From Camille Paglia, and I quote:
A feminism that cannot admire the bravura under high pressure of the first woman governor of a frontier state isn't worth a warm bucket of spit.
Ahem, precisely. Further:
Over the Labor Day weekend, with most of the big enchiladas of the major media on vacation, the vacuum was filled with a hallucinatory hurricane in the leftist blogosphere, which unleashed a grotesquely lurid series of allegations, fantasies, half-truths and outright lies about Palin. What a tacky low in American politics -- which has already caused a backlash that could damage Obama's campaign. When liberals come off as childish, raving loonies, the right wing gains. I am still waiting for substantive evidence that Sarah Palin is a dangerous extremist. I am perfectly willing to be convinced, but right now, she seems to be merely an optimistic pragmatist like Ronald Reagan, someone who pays lip service to religious piety without being in the least wedded to it. I don't see her arrival as portending the end of civil liberties or life as we know it.
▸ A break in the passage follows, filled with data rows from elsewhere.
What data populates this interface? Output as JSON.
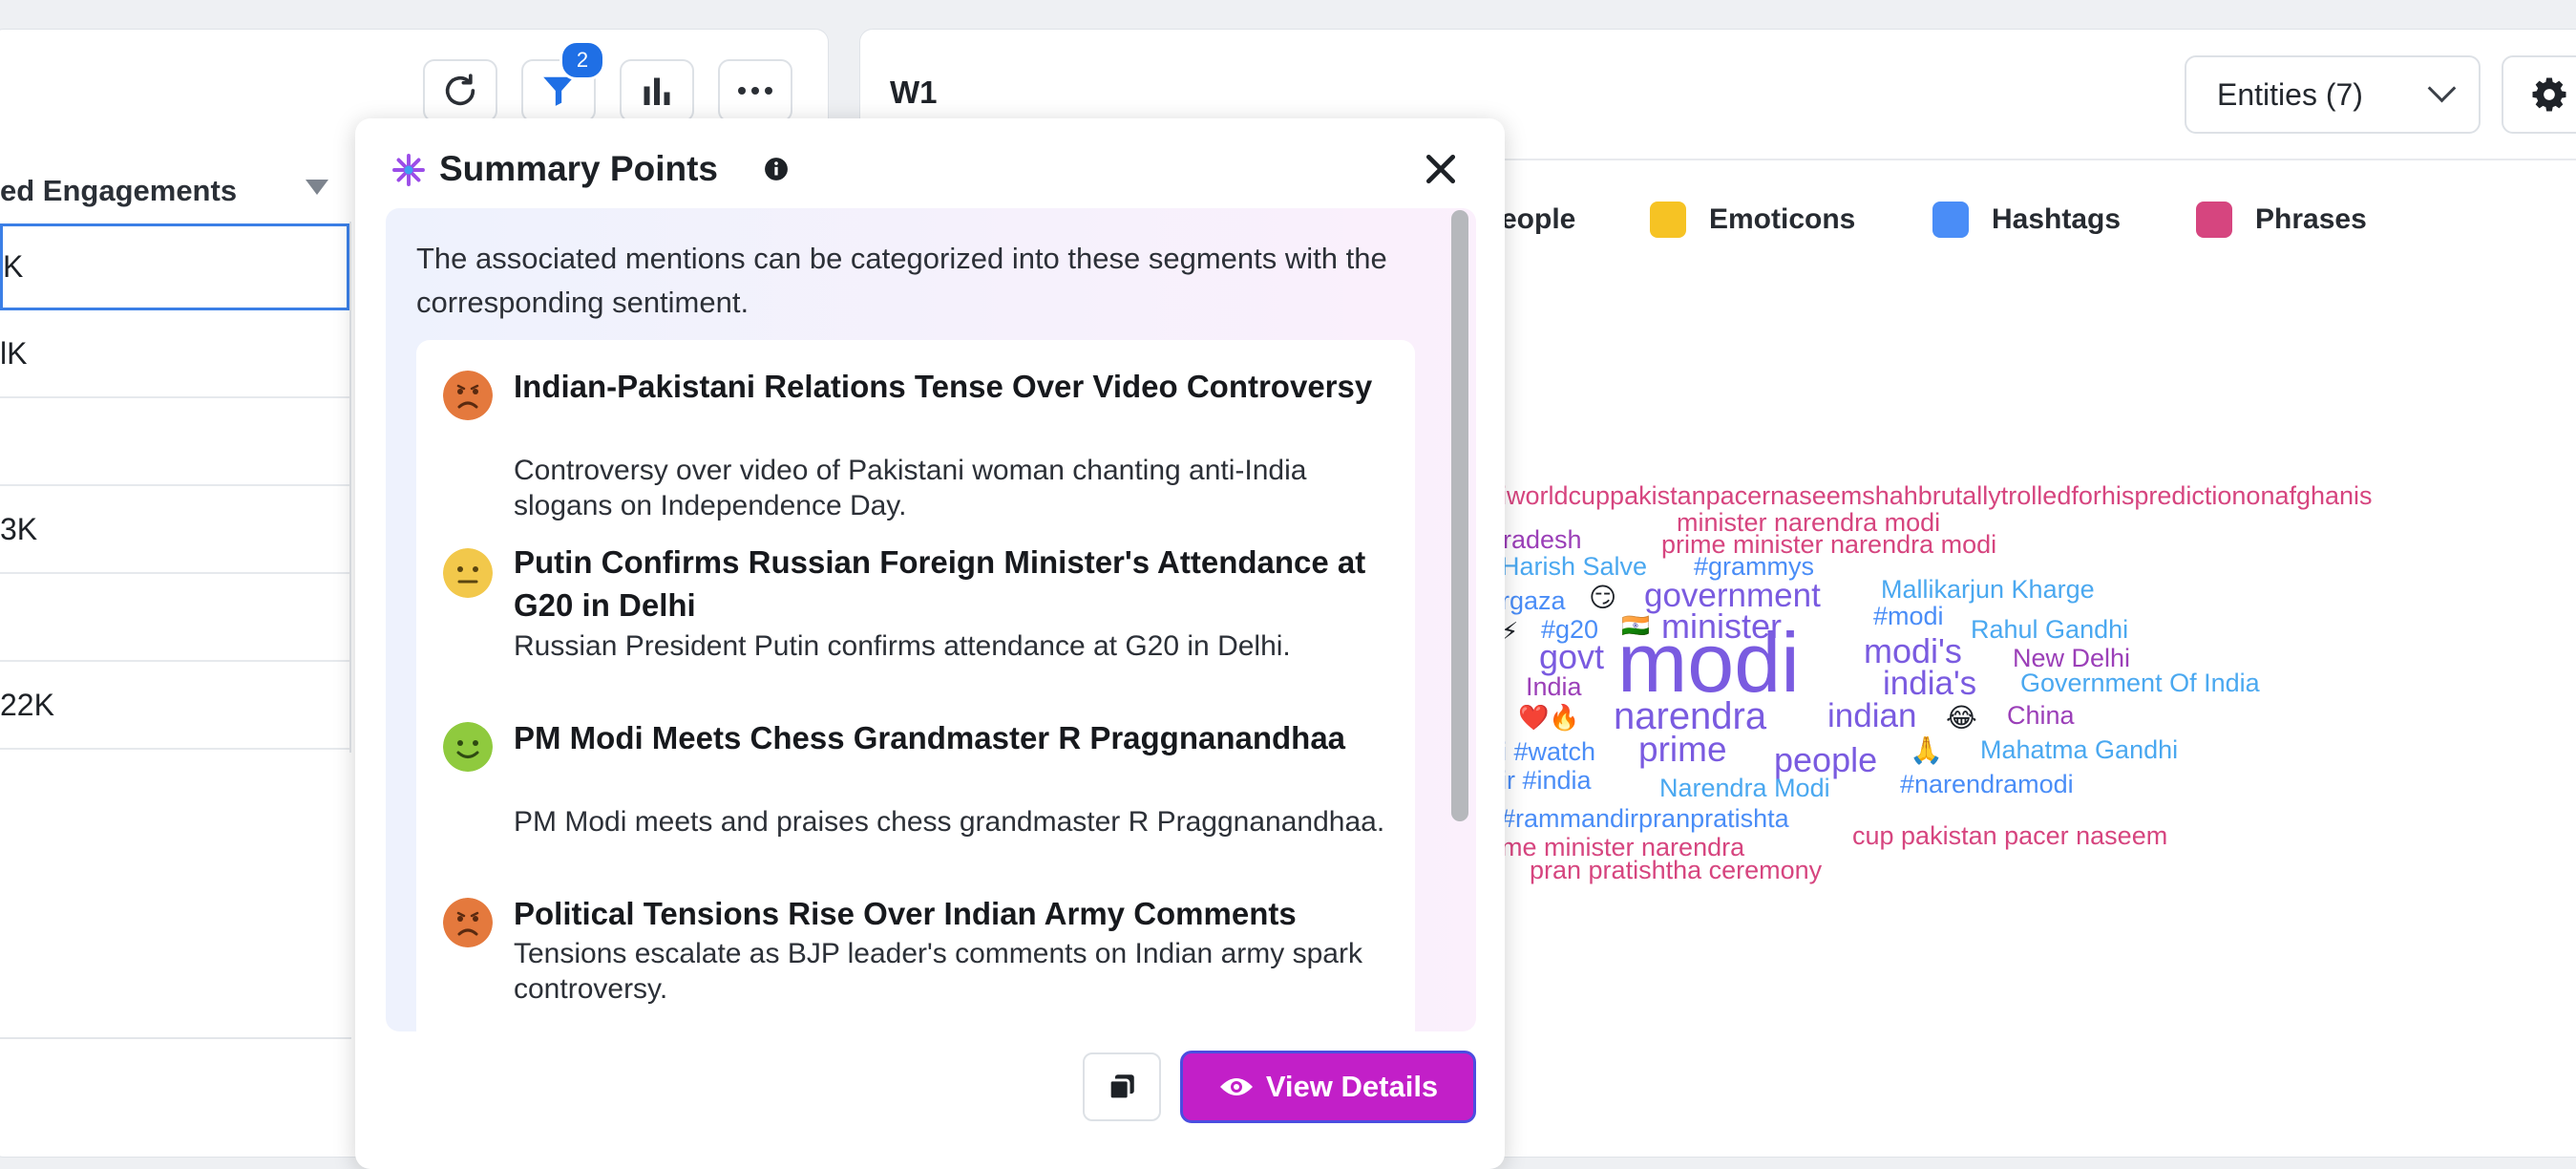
{
  "left_panel": {
    "toolbar": {
      "refresh_icon": "refresh-icon",
      "filter_icon": "filter-icon",
      "filter_badge": "2",
      "chart_icon": "bar-chart-icon",
      "more_icon": "more-horizontal-icon"
    },
    "column_header": "ed Engagements",
    "rows": [
      "K",
      "lK",
      "",
      "3K",
      "",
      "22K"
    ]
  },
  "right_panel": {
    "title": "W1",
    "entities_dropdown": "Entities (7)",
    "legend": [
      {
        "label": "eople",
        "color": ""
      },
      {
        "label": "Emoticons",
        "color": "#f6c324"
      },
      {
        "label": "Hashtags",
        "color": "#4a8df7"
      },
      {
        "label": "Phrases",
        "color": "#d6457f"
      }
    ],
    "colors": {
      "phrases": "#d6457f",
      "hashtags": "#4aa8f0",
      "topics": "#7a5be0",
      "people": "#9b3fb8"
    }
  },
  "word_cloud": {
    "w1": "iworldcuppakistanpacernaseemshahbrutallytrolledforhispredictiononafghanis",
    "w2": "minister narendra modi",
    "w3": "radesh",
    "w4": "prime minister narendra modi",
    "w5": "Harish Salve",
    "w6": "#grammys",
    "w7": "rgaza",
    "w8": "government",
    "w9": "Mallikarjun Kharge",
    "w10": "#modi",
    "w11": "#g20",
    "w12": "minister",
    "w13": "Rahul Gandhi",
    "w14": "govt",
    "w15": "modi",
    "w16": "modi's",
    "w17": "New Delhi",
    "w18": "India",
    "w19": "india's",
    "w20": "Government Of India",
    "w21": "narendra",
    "w22": "indian",
    "w23": "China",
    "w24": "i #watch",
    "w25": "prime",
    "w26": "people",
    "w27": "Mahatma Gandhi",
    "w28": "ir #india",
    "w29": "Narendra Modi",
    "w30": "#narendramodi",
    "w31": "#rammandirpranpratishta",
    "w32": "cup pakistan pacer naseem",
    "w33": "me minister narendra",
    "w34": "pran pratishtha ceremony"
  },
  "modal": {
    "title": "Summary Points",
    "intro": "The associated mentions can be categorized into these segments with the corresponding sentiment.",
    "points": [
      {
        "sentiment": "negative",
        "title": "Indian-Pakistani Relations Tense Over Video Controversy",
        "desc": "Controversy over video of Pakistani woman chanting anti-India slogans on Independence Day."
      },
      {
        "sentiment": "neutral",
        "title": "Putin Confirms Russian Foreign Minister's Attendance at G20 in Delhi",
        "desc": "Russian President Putin confirms attendance at G20 in Delhi."
      },
      {
        "sentiment": "positive",
        "title": "PM Modi Meets Chess Grandmaster R Praggnanandhaa",
        "desc": "PM Modi meets and praises chess grandmaster R Praggnanandhaa."
      },
      {
        "sentiment": "negative",
        "title": "Political Tensions Rise Over Indian Army Comments",
        "desc": "Tensions escalate as BJP leader's comments on Indian army spark controversy."
      }
    ],
    "view_details_label": "View Details"
  }
}
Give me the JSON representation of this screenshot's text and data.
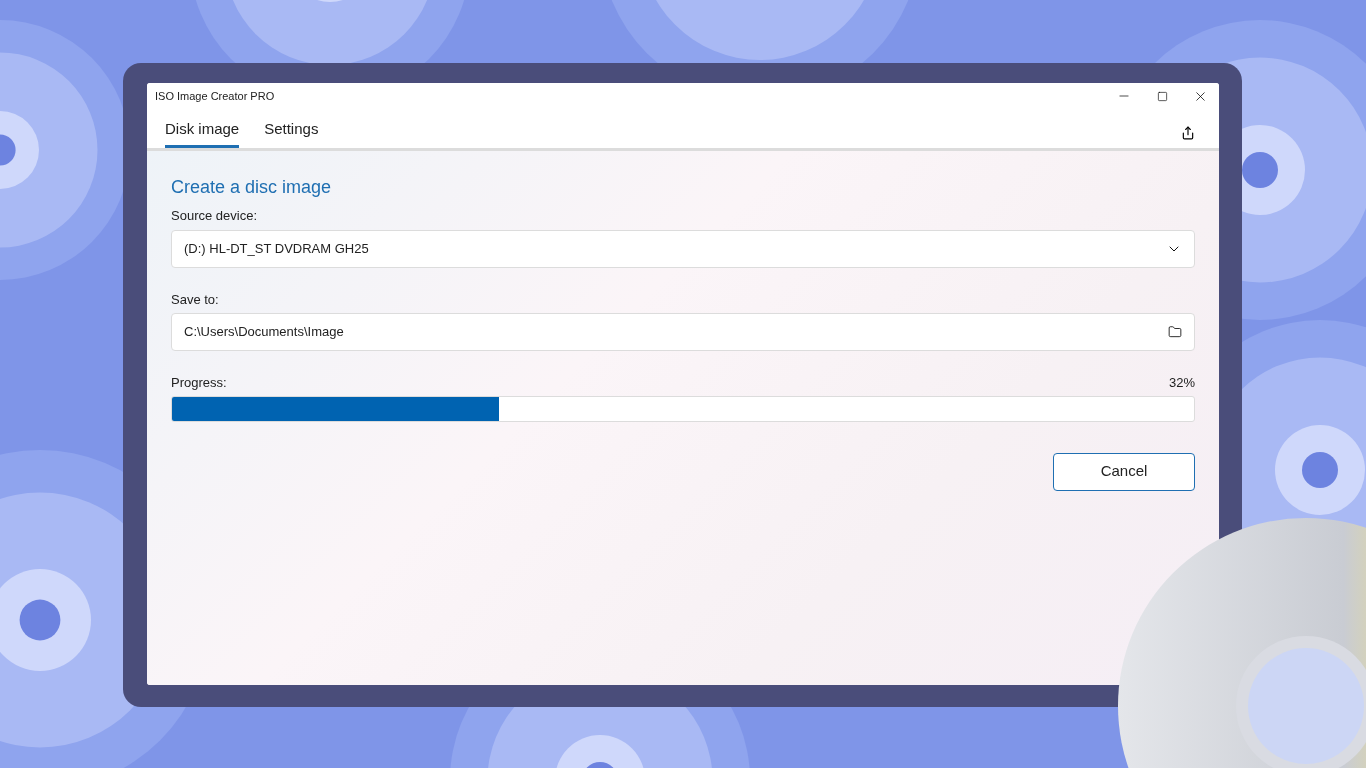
{
  "window": {
    "title": "ISO Image Creator PRO"
  },
  "tabs": [
    {
      "label": "Disk image",
      "selected": true
    },
    {
      "label": "Settings",
      "selected": false
    }
  ],
  "heading": "Create a disc image",
  "source_device": {
    "label": "Source device:",
    "value": "(D:) HL-DT_ST DVDRAM GH25"
  },
  "save_to": {
    "label": "Save to:",
    "value": "C:\\Users\\Documents\\Image"
  },
  "progress": {
    "label": "Progress:",
    "reading": "32%",
    "level": 0.32
  },
  "buttons": [
    "Cancel"
  ]
}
Now mind you, Paglia is an Obama supporter. If she's a member of any vast ideological conspiracy it's the one that supports rational thought and discourse. She stands for the willingness to engage the opposition rather than vilify it.
I think she's pegged the underlying cause of all the vitriol thrown at Palin, and that's abortion. There's really no other reason for the "feminist" movement (as exemplified by NOW, at least) to recoil in horror from a woman who fulfills so many feminist ideals.
It is nonsensical and counterproductive for Democrats to imagine that pro-life values can be defeated by maliciously destroying their proponents. And it is equally foolish to expect that feminism must for all time be inextricably wed to the pro-choice agenda. There is plenty of room in modern thought for a pro-life feminism -- one in fact that would have far more appeal to third-world cultures where motherhood is still honored and where the Western model of the hard-driving, self-absorbed career woman is less admired.
You tell 'em, Camille! Sadly, if most of the "editor's choice" responses are any indication, they aren't listening.